Unless the author, editor, directors and Kenanaga (sic) Investment Bank can confirm that they do not have Dayang share, I will not believe the published article is not another skilful use of underhand trick to buy Dayang at cheaper prices.That was a very strong statement from Mr. Koon. He was referring to this report by Kenanga entitled Dayang Enterprise Holding- Take Profit From This Rally (here).
Mr. Koon has rightly called a BUY on Carimin earlier and followed up on that success with a buy call on Dayang. Both calls were spot on, and he moved in quickly to build up a big position which proved to be very profitable.

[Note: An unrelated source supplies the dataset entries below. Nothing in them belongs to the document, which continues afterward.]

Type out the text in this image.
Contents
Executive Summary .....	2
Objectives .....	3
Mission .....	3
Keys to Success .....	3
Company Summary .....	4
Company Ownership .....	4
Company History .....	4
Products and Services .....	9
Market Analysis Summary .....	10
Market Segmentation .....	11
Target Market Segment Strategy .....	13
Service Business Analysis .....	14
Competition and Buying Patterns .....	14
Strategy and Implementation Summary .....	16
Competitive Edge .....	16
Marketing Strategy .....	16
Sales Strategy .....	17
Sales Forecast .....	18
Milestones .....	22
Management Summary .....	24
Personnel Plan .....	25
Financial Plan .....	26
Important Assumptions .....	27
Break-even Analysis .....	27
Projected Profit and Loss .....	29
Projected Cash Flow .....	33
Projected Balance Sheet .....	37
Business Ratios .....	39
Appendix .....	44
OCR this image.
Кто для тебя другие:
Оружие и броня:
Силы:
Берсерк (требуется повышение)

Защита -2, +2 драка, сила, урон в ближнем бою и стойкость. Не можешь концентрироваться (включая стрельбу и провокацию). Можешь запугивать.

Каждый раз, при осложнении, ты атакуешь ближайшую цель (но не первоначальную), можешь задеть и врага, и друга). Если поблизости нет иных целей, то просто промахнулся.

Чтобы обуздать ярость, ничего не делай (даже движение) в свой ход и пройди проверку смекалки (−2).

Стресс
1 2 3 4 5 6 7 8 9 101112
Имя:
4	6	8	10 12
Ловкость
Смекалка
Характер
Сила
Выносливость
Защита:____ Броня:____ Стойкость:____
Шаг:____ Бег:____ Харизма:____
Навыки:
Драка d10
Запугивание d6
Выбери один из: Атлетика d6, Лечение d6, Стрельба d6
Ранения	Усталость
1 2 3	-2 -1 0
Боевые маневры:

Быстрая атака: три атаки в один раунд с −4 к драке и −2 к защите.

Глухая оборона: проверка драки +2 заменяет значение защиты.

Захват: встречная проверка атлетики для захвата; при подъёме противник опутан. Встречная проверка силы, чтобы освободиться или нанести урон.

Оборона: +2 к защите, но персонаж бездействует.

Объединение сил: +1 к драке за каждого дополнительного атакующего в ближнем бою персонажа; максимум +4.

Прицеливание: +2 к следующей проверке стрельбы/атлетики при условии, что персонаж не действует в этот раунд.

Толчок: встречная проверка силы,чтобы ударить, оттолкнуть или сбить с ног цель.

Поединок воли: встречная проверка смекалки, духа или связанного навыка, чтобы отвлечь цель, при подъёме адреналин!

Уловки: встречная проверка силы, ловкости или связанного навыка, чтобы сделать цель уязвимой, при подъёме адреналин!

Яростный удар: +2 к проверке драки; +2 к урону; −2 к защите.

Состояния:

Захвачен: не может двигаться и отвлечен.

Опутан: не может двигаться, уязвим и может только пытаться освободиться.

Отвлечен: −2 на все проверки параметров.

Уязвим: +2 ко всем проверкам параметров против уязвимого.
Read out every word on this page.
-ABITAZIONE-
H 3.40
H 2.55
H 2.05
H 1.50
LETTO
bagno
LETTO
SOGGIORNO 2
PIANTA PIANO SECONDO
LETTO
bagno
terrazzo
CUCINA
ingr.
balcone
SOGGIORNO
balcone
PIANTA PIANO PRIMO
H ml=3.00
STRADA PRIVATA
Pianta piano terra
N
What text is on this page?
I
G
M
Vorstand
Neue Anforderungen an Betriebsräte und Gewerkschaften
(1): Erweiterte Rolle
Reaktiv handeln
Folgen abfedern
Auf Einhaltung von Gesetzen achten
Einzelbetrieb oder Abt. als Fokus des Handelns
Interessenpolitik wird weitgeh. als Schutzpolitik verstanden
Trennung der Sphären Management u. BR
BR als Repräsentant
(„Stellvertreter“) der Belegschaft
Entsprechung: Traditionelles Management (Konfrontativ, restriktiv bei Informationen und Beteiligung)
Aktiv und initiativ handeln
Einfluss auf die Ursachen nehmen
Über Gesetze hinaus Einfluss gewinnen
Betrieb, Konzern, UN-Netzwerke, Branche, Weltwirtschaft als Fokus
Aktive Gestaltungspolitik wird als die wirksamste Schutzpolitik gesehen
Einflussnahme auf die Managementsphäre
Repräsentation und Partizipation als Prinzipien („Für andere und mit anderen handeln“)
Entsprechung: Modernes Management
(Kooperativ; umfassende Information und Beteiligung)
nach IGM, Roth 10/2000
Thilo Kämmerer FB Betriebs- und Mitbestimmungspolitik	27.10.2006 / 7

I do not agree with his strongly-worded attack on Kenanga. Kenanga is in the business of advising the clients on maximizing their profit- be that short-term or long-term. Any one with a few years of investing experience can tell you that Dayang has overshot its fair value past few days and was due for a correction. The Kenanga analyst, who I have not met even though we are "colleagues", merely pointed out that the risk of a correction may out-weigh the risk of further price gain. Thus, it is sensible to take some profit and wait for a lower price to re-enter the stock or to re-deplore the sale proceed to another stock which may give a better return.
Having said that, I'm always a big fan of Mr. Koon. His analysis are both sharp and incisive, and most importantly he put his money where his mouth is. I wish Mr. Koon continued success in his investment, and look forward to more sharing from him.